Description
System Info
transformers
version: 4.47.0- Platform: Linux-5.15.0-1073-azure-x86_64-with-glibc2.35
- Python version: 3.11.0rc1
- Huggingface_hub version: 0.26.5
- Safetensors version: 0.4.2
- Accelerate version: 0.31.0
Who can help?
Information
- The official example scripts
- My own modified scripts
Tasks
- An officially supported task in the
examples
folder (such as GLUE/SQuAD, ...) - My own task or dataset (give details below)
Reproduction
Users can leverage the the powerful pad_to_multiple_of
parameter in the DataCollatorForSeq2Seq
class (and other data collator classes) whose documentation references the following:
"This is especially useful to enable the use of Tensor Cores on NVIDIA hardware with compute capability >= 7.5 (Volta)."
This seems to be slightly erroneous - the first Nvidia GPU architecture to introduce tensor cores was indeed the Volta architecture, but it has a compute capability of 7.0, not 7.5. Nvidia's compute capability 7.5 chips were introduced in the Turing (T4) architecture. Presumably, the documentation is only slightly erroneous in it's numeric definition - V100 (Volta) chips should indeed see a large benefit in performance, but so also should the T4 (Turing) chips.

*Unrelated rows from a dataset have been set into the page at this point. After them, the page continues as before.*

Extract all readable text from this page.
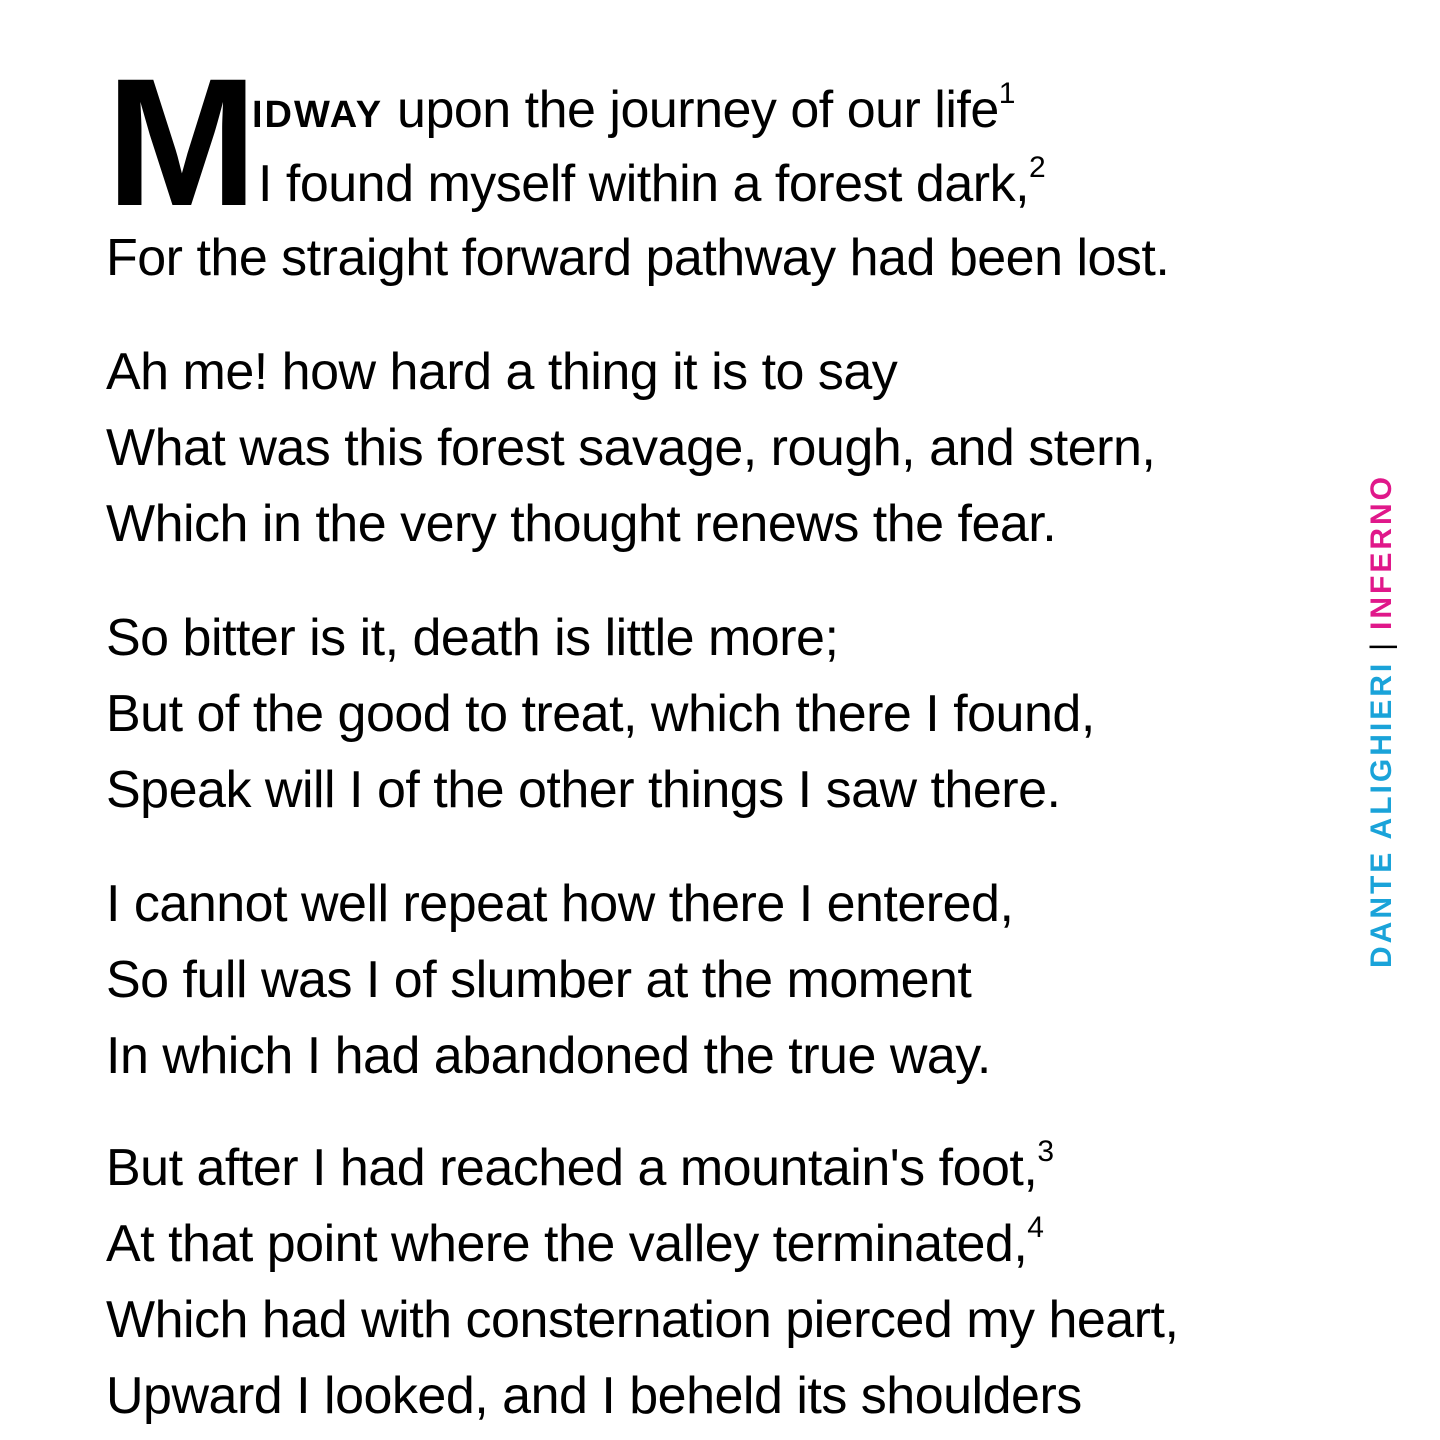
M
IDWAY upon the journey of our life$^1$
I found myself within a forest dark,$^2$
For the straight forward pathway had been lost.
Ah me! how hard a thing it is to say
What was this forest savage, rough, and stern,
Which in the very thought renews the fear.
So bitter is it, death is little more;
But of the good to treat, which there I found,
Speak will I of the other things I saw there.
I cannot well repeat how there I entered,
So full was I of slumber at the moment
In which I had abandoned the true way.
But after I had reached a mountain's foot,$^3$
At that point where the valley terminated,$^4$
Which had with consternation pierced my heart,
Upward I looked, and I beheld its shoulders
DANTE ALIGHIERI|INFERNO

Interestingly, the Volta arch chips, despite being older and a lower compute capability, actually have twice the number of tensor cores and CUDA cores (640 and 5,120) that the Turing chips have (320 and 2,560). In this sense, training on Volta should give larger improvement than training on Turing when passing this arg. Nonetheless, users are still capable of leveraging the tensor cores on the newer, less powerful T4 if they so choose. By accurately relabeling the original compute capability of Volta as 7.0 one removes any confusion here.
A link to Nvidia's directory of CUDA compute capabilities can be found here: https://developer.nvidia.com/cuda-gpus
Expected behavior
The doc strings of the DataCollatorWithPadding
, DataCollatorForTokenClassification
, and DataCollatorForSeq2Seq
classes, which make use of the pad_to_multiple_of
argument, should be updated to with only a slight adjustment to the numeric definition of its compute capability. They should read:
"This is especially useful to enable the use of Tensor Cores on NVIDIA hardware with compute capability >= 7.0 (Volta).",
as opposed to the current and slightly erroneous:
"This is especially useful to enable the use of Tensor Cores on NVIDIA hardware with compute capability >= 7.5 (Volta)."
Lastly, the DataCollatorForLanguageModeling
class also allows for users to pass the pad_to_multiple_of
argument, but makes no reference to the added benefit of using this arg on GPUs with tensor cores. Presumably this docstring should read the same as the other data collator classes.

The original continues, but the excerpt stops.